Synesthesia is a neurological phenomenon in which one sense stimulates a reaction in an unrelated sense, such as seeing colors and shapes when hearing certain sounds. The right combination of sounds might stimulate a blissful, full-body fireworks show that puts party drugs to shame and can leave a person chasing the dragon for one more hit no matter what the cost to themselves or others; at least, that’s the premise of Alex Noyer’s EDM meets torture porn slasher flick Sound of Violence. Actual science may vary.
We meet Alexis (Kamia Binge as a child, Jasmin Savoy Brown as an adult) as a deaf 10-year-old who, late one night, creeps downstairs to find that her father, a PTSD-wracked war vet, has brutally murdered her mother and brother. Young Alexis retaliates by applying a four-on-the-floor beat to her dad’s skull with a meat tenderizer which, somehow restores her hearing while also triggering an intense rainbow-colored episode of synesthesia synched up to every smack. Years later, Alexis is a music student pushing the boundaries with her own sadistic form of experimental dance music by visiting a dominatrix to sample the sounds of whips on flesh and moans of pain. As the pain intensifies, the synesthesia returns which sets her on an ever-escalating chase for a bigger, more intense high, which can only come from inflicting more extreme pain.
At first glance, Sound of Violence might look like a high-minded example of what horror-haters have begun to call “elevated horror” with its electronic beats studded with bursts of color and themes of the interplay between trauma and creation and kink. It’s not, though. It’s actually a dumb, but fun old school slasher with some heavy torture porn influences. It’s got more in common with Pieces than Berberian Sound Studio. Although it is a fairly rote, gimmicky slasher in many ways, it does have a few unique tricks up its sleeve that don’t feel so much like subversions of the slasher template as a complete disinterest in even attempting to follow them. We see the whole movie through the eyes of the killer, not a victim, and everything is presented in a detached, amoral way. Alexis needs to get her fix and it doesn’t really concern her, or seemingly the film, that other people have to pay a cost in exchange for her pleasure. It’s also a small (possibly dubious) victory for representation to have a queer black woman as a slasher character whose murderous motivations are in no way tied to her sexuality, race, or gender. I’m not sure what mutant cousin of the Bechdel test that constitutes, but whatever it is, this movie passes.

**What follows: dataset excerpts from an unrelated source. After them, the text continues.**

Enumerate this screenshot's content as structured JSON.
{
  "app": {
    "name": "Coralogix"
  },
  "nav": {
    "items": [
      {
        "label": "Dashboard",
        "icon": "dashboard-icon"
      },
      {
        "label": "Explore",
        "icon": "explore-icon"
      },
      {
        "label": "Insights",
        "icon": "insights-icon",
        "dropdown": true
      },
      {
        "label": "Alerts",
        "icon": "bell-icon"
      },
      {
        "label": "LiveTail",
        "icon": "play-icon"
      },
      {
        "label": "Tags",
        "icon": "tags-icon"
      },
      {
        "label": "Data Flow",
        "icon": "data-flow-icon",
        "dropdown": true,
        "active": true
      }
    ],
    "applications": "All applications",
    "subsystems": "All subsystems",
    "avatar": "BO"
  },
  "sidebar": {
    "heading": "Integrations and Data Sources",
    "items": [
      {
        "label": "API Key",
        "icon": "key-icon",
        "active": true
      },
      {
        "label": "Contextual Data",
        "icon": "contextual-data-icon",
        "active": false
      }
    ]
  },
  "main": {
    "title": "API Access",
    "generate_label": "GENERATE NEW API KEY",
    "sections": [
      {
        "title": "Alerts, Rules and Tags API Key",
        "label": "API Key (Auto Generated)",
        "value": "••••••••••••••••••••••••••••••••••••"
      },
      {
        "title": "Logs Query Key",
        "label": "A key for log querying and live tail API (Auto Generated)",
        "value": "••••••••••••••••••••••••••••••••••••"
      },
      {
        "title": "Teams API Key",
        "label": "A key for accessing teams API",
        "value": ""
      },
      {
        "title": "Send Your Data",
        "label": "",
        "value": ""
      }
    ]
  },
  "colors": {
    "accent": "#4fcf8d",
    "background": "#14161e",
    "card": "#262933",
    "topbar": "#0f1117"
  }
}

A slasher is only as good as its kills, though, and fortunately Sound of Violence has some unique fun with its central gimmick. The main draws of this movie are the fun and inventive ways in which Alexis combines music and pain, so without giving too much away, let’s just say that this is probably the only slasher flick in which a theremin is used as a murder weapon. The kill scenes in this movie are icky and original enough that they are guaranteed to get an audience shrieking and squirming and talking about them afterward.
There are a lot of promising loose threads in Sound of Violence that never really come together. Alexis’s deafness, her synesthesia, her psychosexual sadism and her trauma are never really mined for anything more than interesting set dressing. At its core, Sound of Violence is, for better or worse, Saw with beats. It’s fun to dance to for an hour and half, but it’s not something you’re likely to throw on repeat.